The Immirzi parameter (a useful number in LQG) can be found
by solving the equation

L(x) = 1/2

what does this function look like? Would it be convenient for anyone at PF to plot it? has anyone seen this function before. I have not.

It is vaguely reminding me of the Riemann zeta, but it really is not anything like the Riemann zeta

you sum over all half-integer spins-----1/2, 1, 3/2, 2, 5/2,.....

and you take the geometric mean of successive pairs of spins

and use that as an exponent for x.

--------------------------

suppose you solved numerically and discovered the X such that
L(X) = 1/2
(do we know that a solution exists? is it unique?)

then if you took the natural logarithm of X and divided by 2 pi
that would be what Christoph Meissner at Warsaw (and Jerzy L, and friends) are saying is the right Immirzi number.
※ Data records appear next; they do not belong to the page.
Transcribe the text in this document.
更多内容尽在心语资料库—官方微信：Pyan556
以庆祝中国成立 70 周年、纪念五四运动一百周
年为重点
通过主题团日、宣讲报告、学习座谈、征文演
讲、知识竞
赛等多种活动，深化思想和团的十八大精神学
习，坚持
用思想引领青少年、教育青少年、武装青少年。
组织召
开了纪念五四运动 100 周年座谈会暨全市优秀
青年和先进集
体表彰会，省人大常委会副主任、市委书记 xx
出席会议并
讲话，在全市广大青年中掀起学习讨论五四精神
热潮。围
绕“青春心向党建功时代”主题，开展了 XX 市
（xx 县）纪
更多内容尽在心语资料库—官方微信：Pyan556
maybe even without the quantum gravity connection this function
L(x) is a nice function. or who knows maybe it is just some throwaway
function with a boring shape.

like 1/x3/2

Oh, if you could find an analytic expression for this function, or rather its inverse, then you would have a research paper
following on the coattails of Meissner gr-qc/0407052

but no one will find such an analytic expression because Poles are known to be very good at that sort of thing and Meissner would have already made great efforts to do it and couldnt. so it is a kind of novelty, a nice-looking
easy to define function which Poles cannot solve.

Last edited: Jul 15, 2004
2. Jul 15, 2004

### marcus

I had better re-write this more clearly

$$L(x) = \sum_{p= half integer > 0}x^{-\sqrt{p(p+1)}$$

that way there is less chance of mistake.

Being unable to find a formula for this, Meissner resorted to the computer and by brute calculation found the number X such that

L(X) = 1/2

It turns out that X must be 4.448....
but he determined it to more than ten decimal places.

Once having found 4.448 one should take the natural logarithm
of it, which turns out to be around 1.492...(reminding us of Columbus)
and then divide by 2 pi (because he proved the earth is round)
and that, says Meissner, is the highly-esteemed Barbero-Immirzi parameter

3. Jul 15, 2004

### Stingray

It looks quite boring: monotonically decreasing away from x=1 (where its infinite of course). It converges very quickly past x=3 or so, so its not hard to make a plot of it even with some free software.

4. Jul 16, 2004

### marcus

thanks much for checking Stingray
I was afraid it would be